Home » Spazio news

Quelle voglie sulla pelle

voglie sulla pelleSecondo una credenza popolare, sarebbero causate da un desiderio in gravidanza, rimasto insoddisfatto, di un certo cibo o bevanda. In realtà, quelle che comunemente definiamo “voglie” sono malformazioni cutanee causate da irregolarità nella formazione del tessuto cutaneo durante la vita embrionale. La forma più comune è il cosiddetto angioma piano, che si presenta come una macchia di varie dimensioni di colore rosso o rosato e che scurisce nel corso del tempo. Questa tipologia di “voglia” è di carattere ereditario: se uno dei due genitori ha o ha avuto alla nascita un angioma, il bambino ha il 50% di possibilità di averne uno a sua volta. Di per sé, si tratta di formazioni del tutto innocue. Tuttavia, ai fini preventivi, è corretto lasciarle esaminare periodicamente da un dermatologo oppure, in alternativa, effettuare un autoesame della cute e  solo nei casi sospetti rivolgersi allo specialista. In rari casi, infatti, tali formazioni possono degenerare in melanoma.

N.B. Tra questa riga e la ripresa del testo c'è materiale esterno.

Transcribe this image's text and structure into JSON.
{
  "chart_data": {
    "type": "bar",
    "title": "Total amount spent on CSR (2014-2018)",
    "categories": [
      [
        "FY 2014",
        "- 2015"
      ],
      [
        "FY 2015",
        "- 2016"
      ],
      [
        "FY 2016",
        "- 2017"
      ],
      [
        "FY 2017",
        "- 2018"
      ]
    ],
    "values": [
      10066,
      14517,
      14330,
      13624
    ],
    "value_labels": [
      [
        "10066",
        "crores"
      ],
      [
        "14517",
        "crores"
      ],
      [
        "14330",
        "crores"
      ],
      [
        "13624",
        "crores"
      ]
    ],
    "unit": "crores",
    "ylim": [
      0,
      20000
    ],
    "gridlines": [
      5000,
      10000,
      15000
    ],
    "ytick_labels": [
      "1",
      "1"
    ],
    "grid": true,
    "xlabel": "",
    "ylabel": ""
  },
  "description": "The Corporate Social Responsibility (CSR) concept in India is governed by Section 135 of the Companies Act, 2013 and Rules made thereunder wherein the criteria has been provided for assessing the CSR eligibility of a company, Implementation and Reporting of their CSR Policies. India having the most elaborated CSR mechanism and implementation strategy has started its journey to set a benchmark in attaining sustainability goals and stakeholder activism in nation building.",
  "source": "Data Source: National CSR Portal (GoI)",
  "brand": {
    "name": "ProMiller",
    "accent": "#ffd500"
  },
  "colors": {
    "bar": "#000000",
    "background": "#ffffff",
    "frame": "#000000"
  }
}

Esistono altre due forme di angiomi che si presentano con dimensioni maggiori ed interessano, oltre alla cute, anche gli strati più profondi della pelle. Si tratta degli angiomi tuberosi e cavernosi, di colore rosso intenso e in rilievo. Possono essere pericolosi se si trovano in prossimità di zone delicate come occhi, bocca e organi genitali e devono essere trattati sin dai primi mesi per impedirne una crescita troppo vasta. Non dimentichiamo che gli angiomi, come la maggior parte delle manifestazioni patologiche benigne a risvolto estetico, potrebbero creare problemi psicologici nel paziente: è quindi dovere del medico consigliare, oltre ad una possibile terapia risolutiva dell'angioma, un eventuale trattamento psicoterapico.

La laserterapia

Le voglie si possono eliminare attraverso un'apparecchiatura laser chiamata dye-laser. La seduta avviene in breve tempo e non necessita di particolari preparazioni, se non la precauzione di evitare il sole nelle settimane precedenti e successive al trattamento ed evitare farmaci che aumentino la sensibilità alla luce. Il flusso di luce viene direzionato direttamente contro la parete del vaso sanguigno da colpire. La terapia è rapida, avviene senza anestesia e non comporta postumi, se non delle lievi e minime croste sul capillare trattato, che spariscono nell'arco di pochi giorni. Dopo una serie di trattamenti (un paio di mesi circa) l'angioma diventerà progressivamente invisibile, fino a riassorbirsi del tutto.